We have done a lot of Nubian pedigree research over the years, and would like to share some of our thoughts and ideas, on the pros and cons of some bloodlines. Please note that there are a lot of different bloodlines out there, but we’ll only use some of them as examples.

First I’ll compare the “old-timey goats,” and the “new-timey” goats.

An old-time doe, in my eyes, is fairly stocky and produces a somewhat smaller quantity of milk, yet is consistent over time, so is able to hold up to the production. In other words, she might be producing half a gallon of milk a day and be able to keep that up from March until October, and it does not set her back much at all – an all around “no trouble,” healthy doe!

Cadillac, Kismet, Hallcienda, Faith Farm, Cold Comfort, M&M Arnold Farm, Slate Woods, Bulletcreek, Amberwood, and Kastdemur are some bloodlines that contain these types of goats.

A “new-time” doe, from what I see, is a more lean, perhaps more graceful doe that might produce a very high quantity of milk. While this isn’t all bad for a goat to be producing a gallon of milk a day, it is not necessarily healthy for a doe of this type. She will most likely grow thin, as she is eating to supply milk for her baby, instead of fat for herself. I think in the show ring they basically say that a doe that is thinner in build, having a larger udder, has a good dairy type.

Some of the newer, show-type bloodlines include – Kastdemur, Hoanbu, Lakeshore, Jacob’s Pride, Goldthwaite, Price o the Field.

Please note that by calling the above bloodlines “newer,” I don’t mean that the breeders have not been raising goats for years. The older bloodlines mentioned actually consisted of some show goats, but are more like the “old-timey” goat that I mentioned. Of course it varies from goat to goat, also.

Also please note that I placed the Kastdemur bloodlines in both categories. From what I see, the Kastdemur goats have done very well in the show ring, but I’ve also seen pictures of some (one in particular) beautiful, stocky-built goats, that came from their herd. On the other hand, Foxwood is another bloodline that has the old-time genetics, yet some of their does have more of a show build. Again, it varies from goat to goat.

There are also a couple things I’d like to note – there are some bloodlines that contain something in their herd that they call G6S. While these goats might produce a large amount of milk, and do well in the show ring, I think they are undesirable because of this.
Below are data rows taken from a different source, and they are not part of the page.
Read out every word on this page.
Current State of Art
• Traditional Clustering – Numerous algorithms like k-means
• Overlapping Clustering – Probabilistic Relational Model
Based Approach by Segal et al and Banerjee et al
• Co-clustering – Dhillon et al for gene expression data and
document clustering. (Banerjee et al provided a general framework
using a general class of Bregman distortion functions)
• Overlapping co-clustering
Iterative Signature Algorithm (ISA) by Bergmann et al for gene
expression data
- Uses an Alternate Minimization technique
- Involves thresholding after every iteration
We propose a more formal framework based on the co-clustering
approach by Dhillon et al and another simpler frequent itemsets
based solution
While some people will just dispose of individual goats that carry it, I think we should stay away from these bloodlines altogether, as much as possible! To learn more about G6S, there are articles on the internet, such as:

http://www.goatworld.com/articles/g6s.shtml

http://www.freewebs.com/calmgentledairygoatfarm/g6sarticle.htm

Also, there are Purebred and American Nubians. An American Nubian can usually be distinguished by her large and stocky size. These are not to be confused with an old-time, purebred Nubian. American Nubians are bred to produce a large amount of milk, so probably have some other kind of goat (such as Saanen) in their genetics. While these goats might be good for the homestead (we can take a lesson from this – the American was bred for milk production, so was also bred for a stocky build :), they aren’t purebred Nubians.

So in summary – old type does are stocky in build, yet might not produce quite as much milk. Show type does are smaller in muscle build, but produce a high quantity of milk. Our thought on this is to cross the two types to produce a stocky doe that produces a very manageable amount of milk, thus holding up to it well.

You might also enjoy looking at the Amberwood website, as they have lots of information and pictures about goats. They have several pictures of the old-time buck, Hallcienda Frosty Marvin, whose name we like to see in our goats’ pedigrees!